Чтобы заставить себя уснуть, я начал считать до ста. Не помогло. Тогда я попытался думать о чем-то отвлеченном. Когда думаешь об отвлеченном, ты освобождаешь себя от реальностей и расслабляешься. А так легче погрузиться в сон. Это у меня с детства. Перед тем как заснуть, я воображал себя воином, сражающимся с полчищами всякой нечисти, или футболистом, который, спасая команду, смело рвется к чужим воротам и забивает один мяч за другим. В эти игры я играю по ночам всю жизнь, они помогают во время бессонницы лучше любого лекарства. Но на этот раз не помогло.

Где-то рядом спали на своих железных койках мои соседи. Проклов храпел, как старый медведь, Макаров почмокивал губами, а зам. по тылу Червоненко то и дело портил воздух. Им хорошо, думал я, они дрыхнут без задних ног. Поэтому завтра встанут свежими, как молоденькие опята. А что будет со мной? Да я ведь и десяти минут не смогу высидеть на оперативном совещании — усну прямо на глазах у командира полка.

В голове мелькнула мысль: а что, если я притворюсь завтра больным и не выйду из палатки? Это другим, коли они попытаются симулировать болезнь, не сойдет с рук — медицина-то под боком, а я сам врач, меня проконтролировать некому. Савельев не в счет — он мой подчиненный. Конечно, в его лице я приобрел настоящего врага, лишив его удовольствия таскать из медпункта спирт и угощать им своих дружков, — кто ж такое простит? Тем не менее он меня не выдаст, и в этом я был абсолютно уверен. У него была морда порядочного человека.

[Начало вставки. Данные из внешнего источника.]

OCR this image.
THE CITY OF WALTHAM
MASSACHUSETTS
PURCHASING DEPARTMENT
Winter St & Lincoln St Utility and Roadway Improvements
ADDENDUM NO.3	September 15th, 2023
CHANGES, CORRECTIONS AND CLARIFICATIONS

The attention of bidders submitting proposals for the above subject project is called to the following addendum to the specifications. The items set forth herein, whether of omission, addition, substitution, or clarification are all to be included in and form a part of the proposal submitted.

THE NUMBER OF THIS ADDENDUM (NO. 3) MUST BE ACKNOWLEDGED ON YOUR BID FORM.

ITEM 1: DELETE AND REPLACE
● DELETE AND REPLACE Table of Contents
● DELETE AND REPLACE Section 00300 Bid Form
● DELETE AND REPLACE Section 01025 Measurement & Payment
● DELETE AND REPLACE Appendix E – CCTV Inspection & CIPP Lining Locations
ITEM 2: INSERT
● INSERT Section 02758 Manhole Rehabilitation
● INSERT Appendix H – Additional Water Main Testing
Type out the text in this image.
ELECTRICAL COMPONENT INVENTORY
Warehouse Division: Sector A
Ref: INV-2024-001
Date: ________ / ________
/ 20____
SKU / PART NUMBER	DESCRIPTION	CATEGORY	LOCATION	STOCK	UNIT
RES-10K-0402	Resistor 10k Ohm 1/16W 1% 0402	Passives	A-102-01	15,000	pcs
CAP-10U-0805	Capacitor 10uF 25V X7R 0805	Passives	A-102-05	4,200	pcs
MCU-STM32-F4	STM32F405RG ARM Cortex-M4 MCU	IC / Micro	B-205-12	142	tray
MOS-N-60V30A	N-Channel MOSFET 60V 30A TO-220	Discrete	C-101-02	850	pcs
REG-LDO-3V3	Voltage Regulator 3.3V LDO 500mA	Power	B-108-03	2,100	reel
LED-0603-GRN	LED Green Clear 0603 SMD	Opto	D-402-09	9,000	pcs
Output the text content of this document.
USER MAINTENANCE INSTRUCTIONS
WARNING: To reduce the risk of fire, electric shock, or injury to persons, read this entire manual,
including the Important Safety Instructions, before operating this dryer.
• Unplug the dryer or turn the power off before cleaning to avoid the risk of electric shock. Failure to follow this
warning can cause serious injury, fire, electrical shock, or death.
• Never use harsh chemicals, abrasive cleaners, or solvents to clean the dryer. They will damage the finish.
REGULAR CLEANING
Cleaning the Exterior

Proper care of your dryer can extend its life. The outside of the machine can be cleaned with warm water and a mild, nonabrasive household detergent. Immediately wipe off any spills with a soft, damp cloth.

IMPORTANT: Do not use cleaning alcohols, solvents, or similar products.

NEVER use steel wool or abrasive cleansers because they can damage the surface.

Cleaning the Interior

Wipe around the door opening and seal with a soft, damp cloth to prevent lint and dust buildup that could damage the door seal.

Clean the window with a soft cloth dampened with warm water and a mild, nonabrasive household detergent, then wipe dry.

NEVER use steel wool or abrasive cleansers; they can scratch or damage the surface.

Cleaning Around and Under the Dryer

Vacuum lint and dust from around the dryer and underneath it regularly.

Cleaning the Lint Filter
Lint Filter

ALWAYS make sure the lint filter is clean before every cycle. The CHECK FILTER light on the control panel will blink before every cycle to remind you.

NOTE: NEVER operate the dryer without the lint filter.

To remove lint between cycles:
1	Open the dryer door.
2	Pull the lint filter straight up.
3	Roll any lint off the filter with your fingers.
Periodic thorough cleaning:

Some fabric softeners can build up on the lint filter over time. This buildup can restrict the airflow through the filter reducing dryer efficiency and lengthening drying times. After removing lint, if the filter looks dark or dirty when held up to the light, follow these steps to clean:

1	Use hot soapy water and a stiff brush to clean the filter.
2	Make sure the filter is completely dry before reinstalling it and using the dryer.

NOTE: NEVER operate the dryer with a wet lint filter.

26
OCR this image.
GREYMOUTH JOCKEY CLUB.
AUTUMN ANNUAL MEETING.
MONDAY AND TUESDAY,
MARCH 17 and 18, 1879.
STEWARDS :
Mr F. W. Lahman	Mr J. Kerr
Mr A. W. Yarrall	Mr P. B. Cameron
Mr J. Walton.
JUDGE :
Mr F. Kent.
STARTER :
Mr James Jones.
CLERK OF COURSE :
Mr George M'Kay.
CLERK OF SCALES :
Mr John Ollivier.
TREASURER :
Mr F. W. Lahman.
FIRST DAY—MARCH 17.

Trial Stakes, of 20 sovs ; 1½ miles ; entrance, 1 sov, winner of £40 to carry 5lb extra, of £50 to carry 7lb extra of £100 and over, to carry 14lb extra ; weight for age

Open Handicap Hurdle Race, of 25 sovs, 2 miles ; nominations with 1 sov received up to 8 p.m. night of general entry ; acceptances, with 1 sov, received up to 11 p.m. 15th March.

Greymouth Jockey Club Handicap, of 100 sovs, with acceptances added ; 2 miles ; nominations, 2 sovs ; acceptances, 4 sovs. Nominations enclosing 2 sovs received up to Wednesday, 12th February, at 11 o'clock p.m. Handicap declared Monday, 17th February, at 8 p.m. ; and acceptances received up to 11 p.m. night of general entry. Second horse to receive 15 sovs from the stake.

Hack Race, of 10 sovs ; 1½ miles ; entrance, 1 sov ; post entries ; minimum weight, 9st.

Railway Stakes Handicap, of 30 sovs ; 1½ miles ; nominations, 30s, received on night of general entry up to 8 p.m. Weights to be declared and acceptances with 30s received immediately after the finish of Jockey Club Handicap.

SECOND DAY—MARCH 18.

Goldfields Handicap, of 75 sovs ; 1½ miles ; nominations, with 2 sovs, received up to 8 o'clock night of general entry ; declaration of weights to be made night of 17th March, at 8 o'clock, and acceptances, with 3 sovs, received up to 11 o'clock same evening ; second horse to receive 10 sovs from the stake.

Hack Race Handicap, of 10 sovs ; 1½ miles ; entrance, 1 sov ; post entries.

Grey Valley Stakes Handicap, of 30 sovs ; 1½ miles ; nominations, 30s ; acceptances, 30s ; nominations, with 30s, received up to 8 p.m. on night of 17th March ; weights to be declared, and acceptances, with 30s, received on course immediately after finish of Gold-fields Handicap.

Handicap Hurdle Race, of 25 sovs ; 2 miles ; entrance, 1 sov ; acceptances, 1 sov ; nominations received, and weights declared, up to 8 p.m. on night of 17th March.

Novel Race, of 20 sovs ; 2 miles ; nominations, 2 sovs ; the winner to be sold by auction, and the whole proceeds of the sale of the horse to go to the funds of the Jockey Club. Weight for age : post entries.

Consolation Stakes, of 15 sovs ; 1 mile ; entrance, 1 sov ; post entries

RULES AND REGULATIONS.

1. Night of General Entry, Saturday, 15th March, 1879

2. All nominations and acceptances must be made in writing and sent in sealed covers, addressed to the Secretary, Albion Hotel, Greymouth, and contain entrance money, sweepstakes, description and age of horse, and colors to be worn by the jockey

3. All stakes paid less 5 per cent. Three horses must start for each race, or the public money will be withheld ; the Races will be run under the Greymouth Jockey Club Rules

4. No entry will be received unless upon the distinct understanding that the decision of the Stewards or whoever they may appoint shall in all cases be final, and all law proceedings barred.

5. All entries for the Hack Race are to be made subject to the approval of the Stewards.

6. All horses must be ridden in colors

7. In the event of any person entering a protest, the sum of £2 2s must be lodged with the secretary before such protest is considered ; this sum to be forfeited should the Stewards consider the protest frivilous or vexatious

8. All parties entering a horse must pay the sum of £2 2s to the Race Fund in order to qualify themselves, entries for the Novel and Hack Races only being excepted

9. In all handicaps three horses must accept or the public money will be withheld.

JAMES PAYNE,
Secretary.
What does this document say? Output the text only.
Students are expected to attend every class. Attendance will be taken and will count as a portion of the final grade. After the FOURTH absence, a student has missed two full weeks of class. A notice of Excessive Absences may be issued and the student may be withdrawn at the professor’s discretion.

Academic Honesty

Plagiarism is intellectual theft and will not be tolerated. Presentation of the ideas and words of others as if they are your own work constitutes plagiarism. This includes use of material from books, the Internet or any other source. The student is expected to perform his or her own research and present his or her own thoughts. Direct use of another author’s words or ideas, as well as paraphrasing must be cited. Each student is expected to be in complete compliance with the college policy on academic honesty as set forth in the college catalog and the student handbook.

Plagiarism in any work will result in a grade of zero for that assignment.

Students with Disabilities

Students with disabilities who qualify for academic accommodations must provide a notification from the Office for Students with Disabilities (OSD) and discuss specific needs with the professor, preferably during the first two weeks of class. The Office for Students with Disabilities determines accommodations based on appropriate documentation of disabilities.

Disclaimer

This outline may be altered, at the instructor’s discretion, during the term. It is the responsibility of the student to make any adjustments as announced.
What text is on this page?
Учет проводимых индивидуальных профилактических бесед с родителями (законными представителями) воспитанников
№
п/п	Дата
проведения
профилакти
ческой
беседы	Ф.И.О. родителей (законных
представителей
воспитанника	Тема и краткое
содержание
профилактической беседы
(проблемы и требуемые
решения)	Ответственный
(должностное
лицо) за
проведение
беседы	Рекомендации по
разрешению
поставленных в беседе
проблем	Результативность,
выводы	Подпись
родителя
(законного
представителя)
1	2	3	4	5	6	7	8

В голову полезли недобрые мысли. Мне вспомнилась умирающая мама, вспомнилась собиравшая свои шмотки и уходившая от меня жена, вспомнился ад одиночества, которое я ощутил, оставшись один. Темнота обостряла чувства, на душе было тяжело. Я продолжал вздыхать, ворочаться, а иногда мне казалось, что из моей груди вырывался глухой стон.